Par ordonnance en date du 27 mars 2025, le tribunal judiciaire de Montpellier a enjoint à Monsieur [T] [O] d’avoir à verser à la SAS MENUISUD la somme de 2105,46 € en principal.
Le 5 mai 2025, Monsieur [T] [O], par la voie de son avocat, a déclaré faire opposition à cette injonction de payer.
Les parties ont été régulièrement convoquées par lettre recommandée avec accusé de réception.
Après plusieurs renvois à la demande des parties, l’affaire a été retenue à l’audience du 18 décembre 2025.

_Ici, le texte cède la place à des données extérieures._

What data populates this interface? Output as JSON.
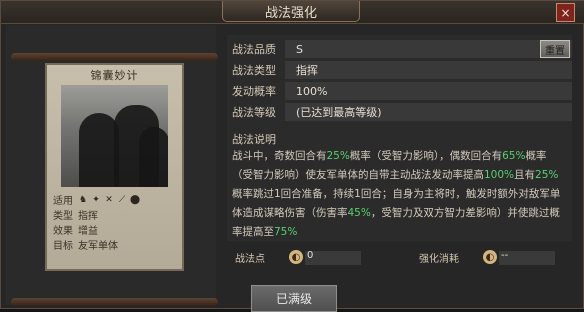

A cette audience, la SAS MENUISUD, représentée par son avocat, demande :
Repoussant toutes conclusions contraires comme injustes et en tous cas mal fondées,
Dire et juger infondée l’opposition telle que formalisée par Monsieur [O] et rejeter toutes ses prétentions, notamment celles tendant a obtenir la nullité de la vente et la restitution de l’acompte versé,
Confirmer en son principe l’ordonnance portant injonction de payer rendue par Monsieur le Président, dire que le jugement à intervenir s’y substituera en vertu de 1'article 1420 du CPC, et condamner Monsieur [O] à payer à la Société MENUISUD :
1) la somme principale de 2.105,46 €uros,
2) les intérêts sur cette somme à compter de la LR/AR de mise en demeure du 25/06/2024, en vertu de 1'article 1153 du Code Civil,
3) à titre de dommages et intérêts pour résistance abusive et injustifiée celle de 200 €, en vertu des articles 1231 et 1344 du Code Civil,
4) au titre de 1'article 700 du CPC celle de 1.500 €,
5) les entiers frais et dépens, en vertu de l’article 696 du CPC, lesquels comprendront les frais d’injonction de payer et d’opposition.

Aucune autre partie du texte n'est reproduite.